Mas o ritmo do aumento se acelerou muito a partir de 2006, quando o número de unidades financiadas evoluiu 86,3% em relação a 2005 e o valor emprestado subiu 92,5%. Em 2007, o crescimento sobre 2006 atingiu, respectivamente, 72% e 95,7% - e esta velocidade persiste neste ano.

Comparando o ano de 2002 com os últimos 12 meses, o aumento do número de unidades financiadas foi de 855% e o do montante, de 1.474%. O recorde histórico de 267 mil unidades financiadas, alcançado em 1981, já foi superado nos últimos 12 meses, com 276,5 mil contratos, prevendo-se que o número de operações alcance 300 mil em 2008.

Mesmo após todo esse crescimento, o mercado de crédito imobiliário no Brasil ainda é pequeno em relação ao Produto Interno Bruto (PIB). As operações do SBPE representam cerca de 2,5% do PIB brasileiro. Nos Estados Unidos, os empréstimos dessa categoria se elevam a mais de 100% do PIB americano.

Mas não há, de fato, comparação possível entre o sistema brasileiro de empréstimos imobiliários e o norte-americano. A crise subprime, nos Estados Unidos, deveu-se à securitização maciça de dívidas de baixa qualidade, tratadas pelas companhias de classificação de risco como se fossem de boa qualidade. O valor das hipotecas contratadas chegava a superar 100% do valor de mercado dos imóveis e os créditos ficaram com garantia insuficiente ante a queda do valor dos bens.

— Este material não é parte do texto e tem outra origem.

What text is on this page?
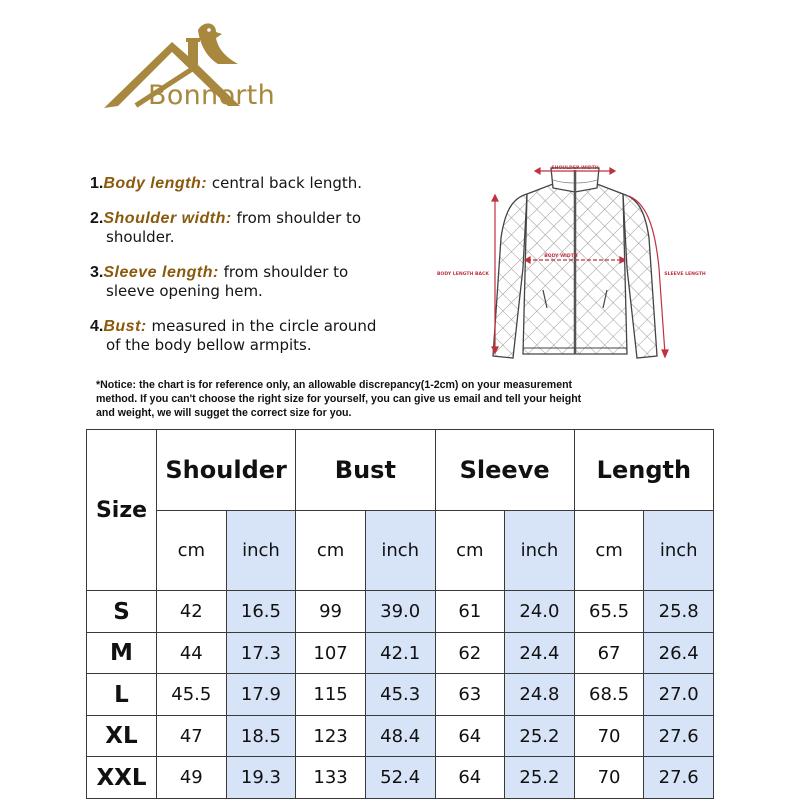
Bonnorth
1.Body length: central back length.
2.Shoulder width: from shoulder to
shoulder.
3.Sleeve length: from shoulder to
sleeve opening hem.
4.Bust: measured in the circle around
of the body bellow armpits.
SHOULDER WIDTH
BODY WIDTH
BODY LENGTH BACK	SLEEVE LENGTH
*Notice: the chart is for reference only, an allowable discrepancy(1-2cm) on your measurement
method. If you can't choose the right size for yourself, you can give us email and tell your height
and weight, we will sugget the correct size for you.
Size	Shoulder		Bust		Sleeve		Length	
	cm	inch	cm	inch	cm	inch	cm	inch
S	42	16.5	99	39.0	61	24.0	65.5	25.8
M	44	17.3	107	42.1	62	24.4	67	26.4
L	45.5	17.9	115	45.3	63	24.8	68.5	27.0
XL	47	18.5	123	48.4	64	25.2	70	27.6
XXL	49	19.3	133	52.4	64	25.2	70	27.6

No Brasil, a securitização é incipiente, os títulos securitizados são de boa qualidade e não se prestam a operações especulativas. Além disso, as garantias das operações aumentaram com a substituição da hipoteca pela alienação fiduciária, desde 1997. Não há paralelo entre os empréstimos atuais e aqueles concedidos nos anos 80, quando o País estava em recessão e o desemprego era crescente. Além disso, hoje, a combinação de juro menor com melhora do mercado de trabalho ampliou o número de mutuários em condições de honrar a dívida.

Os financiamentos concedidos no País atingem, no máximo, 80% do valor do imóvel - e o valor médio das dívidas é razoável -, inferior a R$ 100 mil, para pagamento em prazos de 15 anos a 30 anos.

Ademais, as operações de crédito imobiliário são conduzidas por bancos comerciais, com tradição de concessão de empréstimos. No caso de uma piora das condições econômicas do País, não será novidade se os bancos reduzirem o porcentual máximo financiável, com vistas a atenuar os riscos naturais das operações.

A inadimplência ainda é elevada nos contratos antigos, sobretudo das décadas de 80 e 90, mas é baixa agora, justamente quando o crédito imobiliário mais cresceu. Atrasos de mais de três prestações, considerados de maior risco, ocorrem em apenas 3,5% das operações contratadas depois de junho de 1998.

Ainda assim, as novas concessões de crédito devem levar em conta que o Brasil não ficará totalmente imune à crise internacional. Num período de menor atividade econômica, também tende a ser menor a estabilidade do emprego e, portanto, a capacidade de pagar dívidas. Nem todos os mutuários têm saldo no Fundo de Garantia do Tempo de Serviço (FGTS), que pode ser utilizado para pagar as prestações.

O déficit habitacional brasileiro está concentrado nas faixas de baixa renda, nas quais a poupança é escassa. Esses mutuários dependem, assim, de que o emprego e a renda continuem assegurados.